- Poster
- Directed by: Matthew O'Callaghan
- Story by: Matthew O'Callaghan
- Produced by: Spike Brandt; Tony Cervone;
- Starring: Mel Blanc June Foray
- Music by: Christopher Lennertz (adaptation score) Billy May, Warren Foster and Alan Livingston (song)
- Color process: Deluxe
- Production companies: Reel FX Creative Studios Warner Bros. Animation
- Distributed by: Warner Bros. Pictures
- Release date: November 18, 2011 (with Happy Feet Two);
- Running time: 4 minutes
- Country: United States
- Language: English

= I Tawt I Taw a Puddy Tat =

2011 musical Looney Tunes short

I Tawt I Taw a Puddy Tat is a 2011 American animated Looney Tunes short film featuring the characters Tweety, Sylvester, and Granny. It is an adaptation of the 1950 song "I Taut I Taw a Puddy Tat" sung by Mel Blanc. It features the voice of June Foray as Granny and Blanc's archive recordings taken from the song for Sylvester and Tweety. I Tawt I Taw a Puddy Tat was first shown in theaters before the Warner Bros. feature-length film Happy Feet Two.

==Plot==
Inside Granny's apartment, while Granny is asleep, Tweety sings about his life at home and about Sylvester, who always wants to eat him.

==Voice cast==
- Mel Blanc (via archival recordings) as Tweety and Sylvester
- June Foray as Granny

==Production==
Following the production of Coyote Falls, Fur of Flying and Rabid Rider, Warner Bros. president Sam Register entered writer and director Matthew O'Callaghan's office, where he shared a CD of novelty songs and stories recorded by Mel Blanc. Register had plans of creating animated shorts based on the songs, combining the Looney Tunes characters with CGI animation. After listening to the songs and watching the classic Looney Tunes and Merrie Melodies cartoons, O'Callaghan decided to make a short based on "I Taut I Taw a Puddy Tat". The original record was, according to O'Callaghan, "a sweet duet" without the original cartoons' slapstick violence. Gags had to be added in the song without interrupting the lyrics, and O'Callaghan also choreographed the action, making sure to avoid interrupting or changing the music.

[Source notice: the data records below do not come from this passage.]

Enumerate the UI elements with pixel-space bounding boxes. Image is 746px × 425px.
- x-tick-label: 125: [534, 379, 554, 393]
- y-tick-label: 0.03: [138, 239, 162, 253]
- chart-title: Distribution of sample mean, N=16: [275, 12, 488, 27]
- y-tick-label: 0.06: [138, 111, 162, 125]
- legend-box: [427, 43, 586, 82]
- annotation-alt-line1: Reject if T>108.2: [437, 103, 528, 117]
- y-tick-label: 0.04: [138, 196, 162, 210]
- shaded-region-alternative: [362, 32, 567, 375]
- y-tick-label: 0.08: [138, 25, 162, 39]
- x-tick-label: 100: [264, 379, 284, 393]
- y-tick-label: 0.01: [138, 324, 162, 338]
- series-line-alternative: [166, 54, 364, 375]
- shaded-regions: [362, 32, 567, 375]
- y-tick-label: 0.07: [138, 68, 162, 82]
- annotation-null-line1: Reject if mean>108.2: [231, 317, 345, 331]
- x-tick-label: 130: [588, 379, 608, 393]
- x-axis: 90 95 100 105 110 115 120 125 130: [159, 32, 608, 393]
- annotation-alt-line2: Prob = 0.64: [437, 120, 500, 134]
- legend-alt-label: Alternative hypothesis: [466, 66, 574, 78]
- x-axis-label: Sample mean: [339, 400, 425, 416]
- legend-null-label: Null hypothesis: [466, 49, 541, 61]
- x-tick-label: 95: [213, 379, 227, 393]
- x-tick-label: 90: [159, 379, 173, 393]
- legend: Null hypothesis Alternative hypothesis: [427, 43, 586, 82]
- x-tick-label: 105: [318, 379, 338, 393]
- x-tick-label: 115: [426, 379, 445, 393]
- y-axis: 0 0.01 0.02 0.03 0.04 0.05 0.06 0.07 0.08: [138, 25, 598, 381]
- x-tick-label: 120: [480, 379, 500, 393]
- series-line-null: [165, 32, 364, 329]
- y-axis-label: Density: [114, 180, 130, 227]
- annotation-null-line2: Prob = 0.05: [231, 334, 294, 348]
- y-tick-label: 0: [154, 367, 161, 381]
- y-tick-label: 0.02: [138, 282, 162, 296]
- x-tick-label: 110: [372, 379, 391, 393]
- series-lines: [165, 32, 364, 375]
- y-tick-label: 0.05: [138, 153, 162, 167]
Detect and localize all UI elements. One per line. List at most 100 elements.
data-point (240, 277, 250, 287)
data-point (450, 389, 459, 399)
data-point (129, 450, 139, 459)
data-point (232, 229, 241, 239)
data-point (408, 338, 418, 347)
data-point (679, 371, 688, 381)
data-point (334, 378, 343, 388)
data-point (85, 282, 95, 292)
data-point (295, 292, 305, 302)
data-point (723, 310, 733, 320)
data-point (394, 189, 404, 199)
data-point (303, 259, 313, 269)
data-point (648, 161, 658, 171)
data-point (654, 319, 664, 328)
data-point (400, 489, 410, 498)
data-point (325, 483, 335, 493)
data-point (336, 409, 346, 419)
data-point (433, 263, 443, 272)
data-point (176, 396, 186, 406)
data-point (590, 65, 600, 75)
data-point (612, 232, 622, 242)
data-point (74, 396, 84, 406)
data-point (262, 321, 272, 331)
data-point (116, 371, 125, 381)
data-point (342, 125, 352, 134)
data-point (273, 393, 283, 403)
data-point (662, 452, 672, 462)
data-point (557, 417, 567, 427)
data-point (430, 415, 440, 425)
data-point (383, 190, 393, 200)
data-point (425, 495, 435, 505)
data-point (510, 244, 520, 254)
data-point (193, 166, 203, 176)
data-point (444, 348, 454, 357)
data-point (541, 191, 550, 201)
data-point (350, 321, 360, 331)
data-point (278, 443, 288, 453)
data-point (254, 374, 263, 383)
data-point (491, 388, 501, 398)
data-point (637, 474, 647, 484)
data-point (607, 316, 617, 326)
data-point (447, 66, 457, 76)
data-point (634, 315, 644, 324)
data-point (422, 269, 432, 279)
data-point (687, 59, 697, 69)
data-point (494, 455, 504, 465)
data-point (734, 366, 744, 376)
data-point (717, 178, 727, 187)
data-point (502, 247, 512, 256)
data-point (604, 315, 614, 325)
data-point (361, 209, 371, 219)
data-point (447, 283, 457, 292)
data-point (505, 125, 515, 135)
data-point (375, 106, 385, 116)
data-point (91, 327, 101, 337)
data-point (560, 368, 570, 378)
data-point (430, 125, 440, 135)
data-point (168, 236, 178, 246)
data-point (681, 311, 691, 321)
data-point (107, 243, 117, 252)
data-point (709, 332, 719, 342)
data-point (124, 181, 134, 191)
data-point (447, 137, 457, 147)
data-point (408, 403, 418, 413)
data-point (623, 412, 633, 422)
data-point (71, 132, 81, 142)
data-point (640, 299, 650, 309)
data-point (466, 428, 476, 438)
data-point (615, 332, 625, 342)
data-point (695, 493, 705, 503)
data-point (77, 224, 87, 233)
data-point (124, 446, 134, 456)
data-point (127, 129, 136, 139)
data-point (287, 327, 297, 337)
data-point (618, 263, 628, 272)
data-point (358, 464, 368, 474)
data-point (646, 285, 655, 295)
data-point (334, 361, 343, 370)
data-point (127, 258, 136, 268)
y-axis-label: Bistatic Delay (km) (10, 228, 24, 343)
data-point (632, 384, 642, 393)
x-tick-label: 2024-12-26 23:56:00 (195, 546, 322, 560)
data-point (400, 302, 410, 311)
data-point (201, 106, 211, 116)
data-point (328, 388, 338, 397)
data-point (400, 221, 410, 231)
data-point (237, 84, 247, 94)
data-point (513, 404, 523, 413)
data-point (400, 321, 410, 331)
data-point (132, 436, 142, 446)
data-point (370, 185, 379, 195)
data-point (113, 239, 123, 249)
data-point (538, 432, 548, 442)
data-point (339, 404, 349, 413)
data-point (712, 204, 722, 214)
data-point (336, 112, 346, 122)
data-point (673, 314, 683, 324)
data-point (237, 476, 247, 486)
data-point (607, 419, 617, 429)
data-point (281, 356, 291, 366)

The short was produced by Reel FX Creative Studios and Circus Ink Entertainment Ltd., animated by Monica Aston, Ernesto Bottger, Rod Douglas, Eric Drobile, Avner Engel, Troy Griffin, Randy Hayes, Cherise Higashi, T. Daniel Hofstedt, Joseph P. Johnston, Sidney Kombo-Kintombo, Matt Kummer, Stephen Lewis, Stephen Orsini, Keith Osborn, Jill Petrilak, Shahbaaz Shah, Alexander Snow, Lisa Souza, Chad Stewart, Helio Takahashi, Dennis Venizelos, Dimos Vrysellas, Todd Willbur, Wallace Williamson, Paul Wood, and Todd Harper. O'Callaghan and his team had the action take place in a New York City apartment to explore the potential of the characters' physical interactions in 3D.

Blanc's vocal track was separated from the original recording and remastered for the short, with the score being adapted by Christopher Lennertz. Archive recordings of Blanc from the classic cartoons were also used. June Foray was brought in to reprise her role as Granny. Joe Alaskey provided additional vocal effects for Sylvester, which went unused.

==Release==
The short was released theatrically with Happy Feet Two. It was attached as a special feature on the Happy Feet Two DVD and Blu-ray.

It was also included as a bonus on the DVD release of Looney Tunes: Rabbits Run.